SV first stage had 5 engines, vs 33 on the Starship's booster. Which I think answers your question :)
I don't know about other metrics for comparing engine efficiency. But the design requirements seem quite different here - they have to be restartable (not something the F1 engines on the SV had to worry about), probably more steerable, and able to throttle down to quite low power for landing. And presumably the fact that there's so many in an array also imposes its own constraints on the design.
> > > Is 2x thrust accomplished by scaling # of engines, or are the engines 'more-thrustful' per unit because of engineering advances?
> > SV first stage had 5 engines, vs 33 on the Starship's booster.
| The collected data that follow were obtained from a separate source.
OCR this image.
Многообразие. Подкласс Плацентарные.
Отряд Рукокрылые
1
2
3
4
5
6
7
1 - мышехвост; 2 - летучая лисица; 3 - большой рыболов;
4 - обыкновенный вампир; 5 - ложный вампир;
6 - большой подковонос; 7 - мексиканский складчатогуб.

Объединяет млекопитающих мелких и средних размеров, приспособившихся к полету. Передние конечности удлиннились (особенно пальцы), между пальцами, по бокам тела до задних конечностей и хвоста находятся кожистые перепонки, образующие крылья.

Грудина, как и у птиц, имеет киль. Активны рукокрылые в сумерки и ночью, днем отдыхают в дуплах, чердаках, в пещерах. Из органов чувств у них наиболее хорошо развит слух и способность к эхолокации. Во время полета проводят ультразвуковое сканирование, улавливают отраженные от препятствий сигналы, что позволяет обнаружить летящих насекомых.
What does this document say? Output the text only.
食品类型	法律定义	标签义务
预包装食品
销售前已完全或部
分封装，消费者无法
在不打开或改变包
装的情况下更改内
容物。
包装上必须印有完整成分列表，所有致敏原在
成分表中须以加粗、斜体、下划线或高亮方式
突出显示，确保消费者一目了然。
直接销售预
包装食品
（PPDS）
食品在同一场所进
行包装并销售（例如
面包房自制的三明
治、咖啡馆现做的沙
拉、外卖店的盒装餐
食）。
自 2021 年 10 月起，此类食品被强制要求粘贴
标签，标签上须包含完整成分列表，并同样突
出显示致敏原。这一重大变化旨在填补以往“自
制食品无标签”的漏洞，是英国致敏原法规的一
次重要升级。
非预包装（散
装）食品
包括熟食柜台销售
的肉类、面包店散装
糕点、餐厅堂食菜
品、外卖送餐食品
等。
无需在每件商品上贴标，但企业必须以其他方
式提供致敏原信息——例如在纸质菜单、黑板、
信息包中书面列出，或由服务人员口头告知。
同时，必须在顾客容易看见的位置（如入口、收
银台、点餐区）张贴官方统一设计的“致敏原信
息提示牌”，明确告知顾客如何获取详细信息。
Which I think answers your question :)
> it doesnt, please eLI5
I kinda suspect bad faith/trolling, but if not... 6.5 times the number of engines for twice the thrust means that you are getting less thrust per engine.
No trolling, but one of the the things I like to promote on HN is for people to ELI5 as much as possible, given the fact that our knowledge will evaporate over time... so I want people to, as much as possible, divulge as much as one can before they kick the can...
Yah, I just though this wasn't really subject matter expertise. It's not quite ELI"5", but I thought reasoning using ratios would be universal/intuitive.
Having a whole bunch of engines means loosing a few at launch won't end in disaster. That means you can pursue more high-risk, high-performance engine designs.